やむを得ない事情があったとはいえ、家臣同士の私闘はご法度。掟を破り牢に入れられた村井清佐衛門は、異例の処分で山番士として洞ヶ森村へ発つことになった。だが、その村には恐ろしい秘密があった・・・。表題作「三鬼」を含む4編を収録。三島屋変調百物語シリーズ4。

「怖かった!!」と言っても、怪談ではない。人の心が怖かった。鬼はいる。確かにいる。だが、もともといたわけではない。鬼は、人の心が作り出すものなのだ。恨みや妬み、疑いや嫌悪、そして貧困・・・。それらは人の心を荒ませる。

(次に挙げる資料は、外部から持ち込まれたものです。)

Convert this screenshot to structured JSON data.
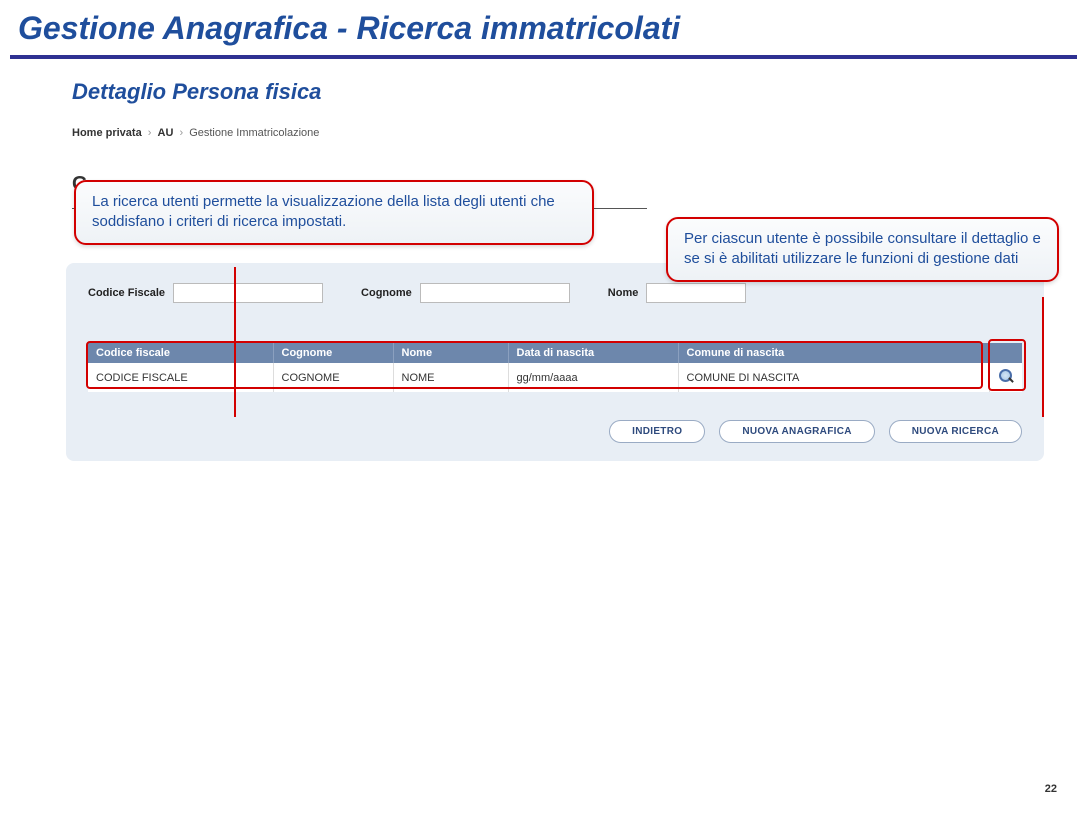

そして、その荒んだ心がこの世に鬼を生み出す。作者は、人の心の陰の部分を巧みに描いている。だが、感じるのは恐ろしさだけではない。救いようのない悲哀さも感じる。「三鬼」では、貧しさゆえの悲劇を描いている。どんなに努力しても報われないこともあるのだ。「迷いの旅籠」では、あの世とこの世を独特の世界観で描いている。「食客ひだる神」では、神の存在を不思議なタッチで描いている。「おくらさま」は、ある娘の憤懣と悲しみの果てに起こった悲劇を描いている。
鬼を生み出すのは、特別な人間ではない。それは、どんな人間でも可能なのだ・・・。
面白いだけではなく、人間の本質を深く考えさせられる読みごたえのある作品だった。オススメです。